A diathesis is a weakness or predisposition; by itself it is not sufficient to cause an illness. Some additional stressor must be added to a diathesis before an illness occurs. All people who have a diathesis for a given illness will be more vulnerable to getting that illness (it will require less stress for them to get the illness) than will other people who do not have that diathesis. However, if a person who has a particular diathesis never experiences the necessary additional stress, that person will not get the illness. The model also predicts that people with smaller diatheses for a given problem will require much more stress to occur before they may experience that problem.

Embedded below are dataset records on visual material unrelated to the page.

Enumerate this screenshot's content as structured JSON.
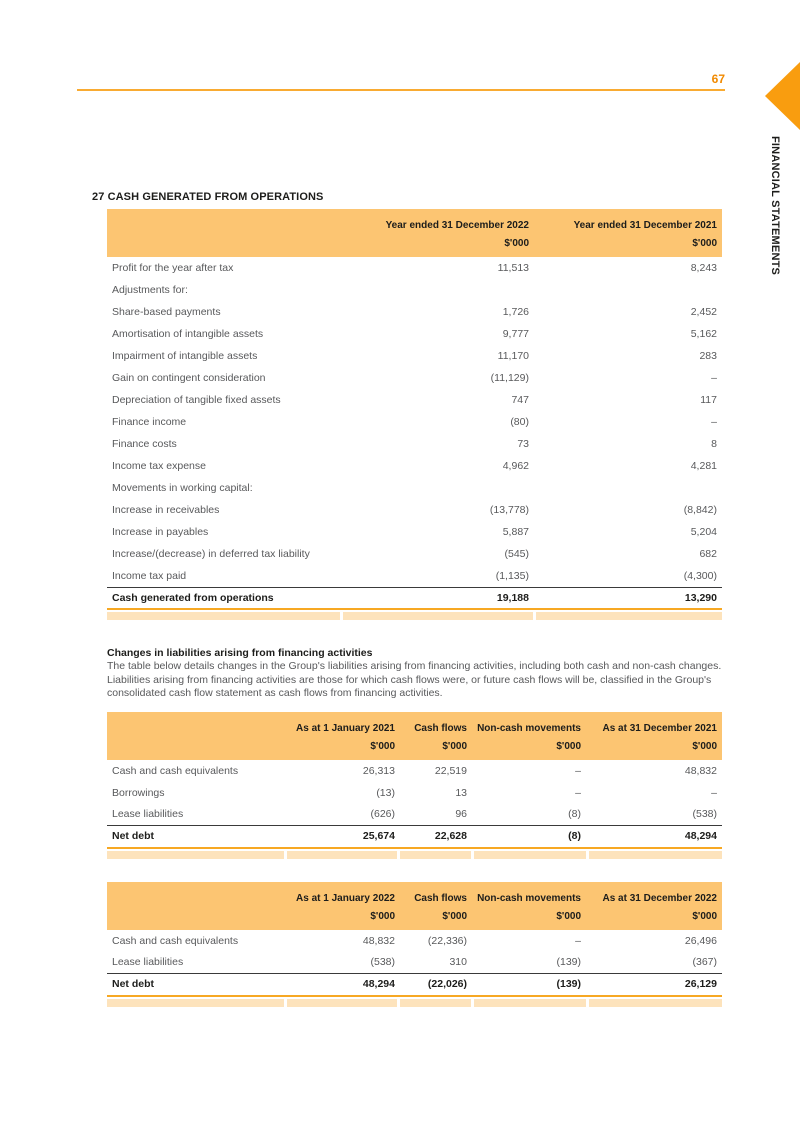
{
  "page": {
    "number": "67",
    "side_tab": "FINANCIAL STATEMENTS"
  },
  "colors": {
    "accent_orange": "#F99D0F",
    "table_header_bg": "#FCC572",
    "band_bg": "#FDE3BC",
    "rule_orange": "#F7A823",
    "body_text_gray": "#58595B",
    "dark_text": "#1D1D1B"
  },
  "section1": {
    "heading": "27 CASH GENERATED FROM OPERATIONS"
  },
  "section2": {
    "heading": "Changes in liabilities arising from financing activities",
    "paragraph": "The table below details changes in the Group's liabilities arising from financing activities, including both cash and non-cash changes. Liabilities arising from financing activities are those for which cash flows were, or future cash flows will be, classified in the Group's consolidated cash flow statement as cash flows from financing activities."
  },
  "tables": {
    "cash_generated": {
      "columns": [
        "",
        "Year ended 31 December 2022",
        "Year ended 31 December 2021"
      ],
      "units": [
        "",
        "$'000",
        "$'000"
      ],
      "rows": [
        {
          "label": "Profit for the year after tax",
          "values": [
            "11,513",
            "8,243"
          ]
        },
        {
          "label": "Adjustments for:",
          "values": [
            "",
            ""
          ]
        },
        {
          "label": "Share-based payments",
          "values": [
            "1,726",
            "2,452"
          ]
        },
        {
          "label": "Amortisation of intangible assets",
          "values": [
            "9,777",
            "5,162"
          ]
        },
        {
          "label": "Impairment of intangible assets",
          "values": [
            "11,170",
            "283"
          ]
        },
        {
          "label": "Gain on contingent consideration",
          "values": [
            "(11,129)",
            "–"
          ]
        },
        {
          "label": "Depreciation of tangible fixed assets",
          "values": [
            "747",
            "117"
          ]
        },
        {
          "label": "Finance income",
          "values": [
            "(80)",
            "–"
          ]
        },
        {
          "label": "Finance costs",
          "values": [
            "73",
            "8"
          ]
        },
        {
          "label": "Income tax expense",
          "values": [
            "4,962",
            "4,281"
          ]
        },
        {
          "label": "Movements in working capital:",
          "values": [
            "",
            ""
          ]
        },
        {
          "label": "Increase in receivables",
          "values": [
            "(13,778)",
            "(8,842)"
          ]
        },
        {
          "label": "Increase in payables",
          "values": [
            "5,887",
            "5,204"
          ]
        },
        {
          "label": "Increase/(decrease) in deferred tax liability",
          "values": [
            "(545)",
            "682"
          ]
        },
        {
          "label": "Income tax paid",
          "values": [
            "(1,135)",
            "(4,300)"
          ]
        }
      ],
      "total_row": {
        "label": "Cash generated from operations",
        "values": [
          "19,188",
          "13,290"
        ]
      }
    },
    "net_debt_2021": {
      "columns": [
        "",
        "As at 1 January 2021",
        "Cash flows",
        "Non-cash movements",
        "As at 31 December 2021"
      ],
      "units": [
        "",
        "$'000",
        "$'000",
        "$'000",
        "$'000"
      ],
      "rows": [
        {
          "label": "Cash and cash equivalents",
          "values": [
            "26,313",
            "22,519",
            "–",
            "48,832"
          ]
        },
        {
          "label": "Borrowings",
          "values": [
            "(13)",
            "13",
            "–",
            "–"
          ]
        },
        {
          "label": "Lease liabilities",
          "values": [
            "(626)",
            "96",
            "(8)",
            "(538)"
          ]
        }
      ],
      "total_row": {
        "label": "Net debt",
        "values": [
          "25,674",
          "22,628",
          "(8)",
          "48,294"
        ]
      }
    },
    "net_debt_2022": {
      "columns": [
        "",
        "As at 1 January 2022",
        "Cash flows",
        "Non-cash movements",
        "As at 31 December 2022"
      ],
      "units": [
        "",
        "$'000",
        "$'000",
        "$'000",
        "$'000"
      ],
      "rows": [
        {
          "label": "Cash and cash equivalents",
          "values": [
            "48,832",
            "(22,336)",
            "–",
            "26,496"
          ]
        },
        {
          "label": "Lease liabilities",
          "values": [
            "(538)",
            "310",
            "(139)",
            "(367)"
          ]
        }
      ],
      "total_row": {
        "label": "Net debt",
        "values": [
          "48,294",
          "(22,026)",
          "(139)",
          "26,129"
        ]
      }
    }
  }
}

An intriguing and dramatic example of the diathesis-stress theory comes from a study of Jewish concentration camp survivors. Those people who went into the camps with genetic vulnerabilities (diatheses) for developing stress-related illnesses (such as having a family history of heart disease) were more much more likely to die of heart disease later on in life after experiencing the stress of being held in a concentration camp.
The diathesis-stress theory can also provide an explanation for why different people respond so differently to stressful situations. In most people, the HPA axis (previously described here) is designed to be responsive to threats, allowing the body to mobilize to face a threat and then later to relax when the threat has been resolved. Some people inherit differences in the genes that control the activation of the HPA axis. These small genetic differences create varying levels of stress sensitivity diatheses in any given population of people. Some may inherit the tendency (the diathesis) to have a weak responses to stressors (i.e., an under-responsive HPA axis, or decreased sensitivity to stress), while others inherit a hyper-responsive HPA response to even minor threats.
The ability of the HPA axis to respond appropriately to stress can also be permanently altered by stressors themselves. Exposure to extreme stress or trauma during any time of life (adulthood, adolescence, early childhood, or even in the womb) can cause the HPA loop to become hyper-responsive and hyper-sensitive to future stressors. This sensitization process, which is characteristic of Post Traumatic Stress Disorder, results in individuals who are extremely sensitive to perceived threats, and who have a difficult time not overreacting to minor threats that other people would not give much notice.